Preti pedofili: le colpe dell’istituzione
Dalla sessuofobia all’ipocrisia omertosa, le immense responsabilità della Chiesa
Lo scandalo dei preti pedofili si dispiega a mio avviso su due livelli, uno più grave dell’altro, e che colpisce la Chiesa nella sua essenza: la cultura che lo ha reso possibile, nella sua ampiezza e gravità; il comportamento dell’istituzione, che lo ha tollerato e coperto. Su entrambi la reazione della Chiesa è del tutto negativa.
Partiamo dal primo aspetto: la violenza sui bambini perpetrata da chi avrebbe dovuto proteggerli e guidarli. Le argomentazioni a difesa ci sembrano rivoltanti: si stilano percentuali di casi acclarati rispetto al numero dei preti in esercizio, e si conclude che il fenomeno è assolutamente secondario, inferiore alle percentuali che si registrano in altre istituzioni, a iniziare, ahinoi, dalla famiglia. In realtà anche se il numero dei casi registrati è impressionante (centinaia di minorenni violati dal singolo prete), la sensazione è che, estendendo le indagini, sollevando i sassi, altro marciume finora sottaciuto verrebbe alla luce.
Ma a prescindere dalle disinvolture statistiche, è grave lo stesso ricorso alla statistica e a comparazioni che si vorrebbero consolatorie. Dal momento che non ci si trova di fronte a uno-due casi, ma a un vero e proprio fenomeno, quasi un costume, non può non urgere la domanda chiave: perché? Come è potuto succedere?
C’è chi, il teologo conciliare ed eterodosso Hans Küng, ha provato a dare (e per questo è stato prontamente demonizzato) delle prime risposte: il celibato dei preti, forzati in una condizione innaturale e il crollo della quantità delle vocazioni, e quindi della qualità, tende a fare dei sacerdoti degli individui emotivamente fragili, che nell’istituzione cercano rassicurazioni. Per noi ci sono motivazioni ancor più di fondo: la pesante sessuofobia di cui è impregnato il cattolicesimo, oggi fuori dal mondo, e che in ogni caso impedisce un approccio sereno alla sessualità; in particolare per i preti, come possono testimoniare tutti coloro che sono passati per i seminari, la demonizzazione della donna come simbolo del peccato, e la conseguente accentuazione distorta delle pulsioni omosessuali (la maggior parte degli abusati sono maschietti). Di questo la Chiesa non osa discutere.
La copertura
C’è poi il secondo aspetto, forse più grave, la copertura omertosa. Che investe personalmente Benedetto XVI che, da cardinale, era a capo della Congregazione della Dottrina della Fede. Le sue disposizioni sono state chiarissime: silenzio imposto agli abusatori e agli abusati, avocazione a Roma di ogni pratica, sistematicamente insabbiata (tranne il caso, unico, di mons. Marcial Marciel, che evidentemente dava fastidio in quanto a capo dei discussi Legionari di Cristo). Le conseguenze sono note: i pedofili nella stragrande maggioranza (pochissimi quelli ridotti allo stato laicale e nessuno denunciato) venivano spostati in altre parrocchie dove, rifattisi una verginità, potevano continuare con altri minori le loro tristi pratiche.

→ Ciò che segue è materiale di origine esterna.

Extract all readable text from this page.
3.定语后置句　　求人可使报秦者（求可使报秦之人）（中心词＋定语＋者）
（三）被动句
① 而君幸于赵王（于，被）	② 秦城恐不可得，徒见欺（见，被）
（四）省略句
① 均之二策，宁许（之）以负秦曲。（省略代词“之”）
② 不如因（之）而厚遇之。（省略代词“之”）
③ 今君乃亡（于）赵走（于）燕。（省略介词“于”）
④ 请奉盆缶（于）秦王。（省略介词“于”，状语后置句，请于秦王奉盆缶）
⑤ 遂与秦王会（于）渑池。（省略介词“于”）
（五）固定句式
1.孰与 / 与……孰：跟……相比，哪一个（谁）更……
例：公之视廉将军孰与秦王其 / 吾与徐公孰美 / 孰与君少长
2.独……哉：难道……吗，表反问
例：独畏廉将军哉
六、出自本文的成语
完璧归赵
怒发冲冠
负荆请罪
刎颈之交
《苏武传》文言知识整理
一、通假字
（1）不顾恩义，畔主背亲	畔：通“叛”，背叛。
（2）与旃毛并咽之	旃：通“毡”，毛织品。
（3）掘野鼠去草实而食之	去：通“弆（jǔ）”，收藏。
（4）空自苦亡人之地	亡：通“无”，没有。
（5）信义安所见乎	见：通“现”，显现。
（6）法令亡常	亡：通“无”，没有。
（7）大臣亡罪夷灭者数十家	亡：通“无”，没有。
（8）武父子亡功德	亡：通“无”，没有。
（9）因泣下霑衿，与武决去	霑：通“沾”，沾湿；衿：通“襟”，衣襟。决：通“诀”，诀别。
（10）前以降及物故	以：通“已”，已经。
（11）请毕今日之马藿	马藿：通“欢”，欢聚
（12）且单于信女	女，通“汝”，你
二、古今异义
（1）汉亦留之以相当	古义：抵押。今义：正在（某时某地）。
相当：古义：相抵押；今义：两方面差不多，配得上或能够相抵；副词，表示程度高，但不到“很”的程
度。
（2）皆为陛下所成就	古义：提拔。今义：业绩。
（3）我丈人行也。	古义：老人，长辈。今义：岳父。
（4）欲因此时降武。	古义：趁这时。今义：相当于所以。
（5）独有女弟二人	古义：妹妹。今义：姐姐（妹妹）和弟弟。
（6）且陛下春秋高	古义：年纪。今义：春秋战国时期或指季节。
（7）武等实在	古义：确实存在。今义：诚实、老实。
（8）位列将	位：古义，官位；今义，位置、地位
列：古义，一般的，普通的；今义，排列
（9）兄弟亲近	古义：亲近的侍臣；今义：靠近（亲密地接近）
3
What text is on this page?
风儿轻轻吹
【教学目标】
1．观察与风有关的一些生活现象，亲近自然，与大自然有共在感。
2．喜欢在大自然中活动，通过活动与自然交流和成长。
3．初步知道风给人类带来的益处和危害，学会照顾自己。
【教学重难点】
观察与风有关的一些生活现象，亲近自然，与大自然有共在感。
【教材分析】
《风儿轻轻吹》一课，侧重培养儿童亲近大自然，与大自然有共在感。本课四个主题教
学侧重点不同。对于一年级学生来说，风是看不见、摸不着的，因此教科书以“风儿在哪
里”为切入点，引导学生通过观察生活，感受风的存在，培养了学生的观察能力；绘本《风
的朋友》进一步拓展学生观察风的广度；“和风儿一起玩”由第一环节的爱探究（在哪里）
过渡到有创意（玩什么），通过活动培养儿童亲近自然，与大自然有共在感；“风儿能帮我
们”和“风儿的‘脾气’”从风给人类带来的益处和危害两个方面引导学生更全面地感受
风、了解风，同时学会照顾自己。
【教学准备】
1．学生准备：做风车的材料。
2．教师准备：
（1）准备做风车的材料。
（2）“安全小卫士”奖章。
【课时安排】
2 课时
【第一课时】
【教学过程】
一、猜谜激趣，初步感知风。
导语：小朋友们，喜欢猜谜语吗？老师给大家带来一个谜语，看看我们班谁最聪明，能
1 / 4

Qui casca tutto: carità cristiana, amore per il prossimo, sollecitudine per i piccoli. Reputate sciocchezze di fronte alla necessità di mantenere linda la facciata dell’istituzione. La gravità è inaudita: è più colpevole il pedofilo, triste squilibrato, o l’alto prelato che da Roma, dopo attenta riflessione, lucidamente gli permette di perseverare negli abusi? Non c’è da meravigliarsi che gli abusati non concedano sconti: finchè il papa non chiederà perdono per quello che lui (non gli altri) ha fatto, non potrà avere credibilità alcuna.
La reazione della Chiesa invece è stata sconcertante, ad indicare la siderale lontananza non solo dallo specifico problema, ma anche dai principi conclamati. Si è svolta infatti su due piani. Da una parte il papa che ammette responsabilità (ma non le proprie) e chiude le porte a buoi scappati, emana cioè disposizioni per procedere alla denuncia dei responsabili. Dall’altra però il variegato mondo di alti prelati e organi di stampa ufficiali che, come se gli abusi fossero un’invenzione, si scaglia contro il “chiacchiericcio” e il “complotto” che, per alcuni, diventa addirittura “sionista” e “giudaico”.
Hanno perso la testa, è chiaro. Ma questo accade perché non hanno il cuore. Non hanno principi, valori (di cui pur tanto chiacchierano) in cui credere, se non la salvaguardia della vuota istituzione.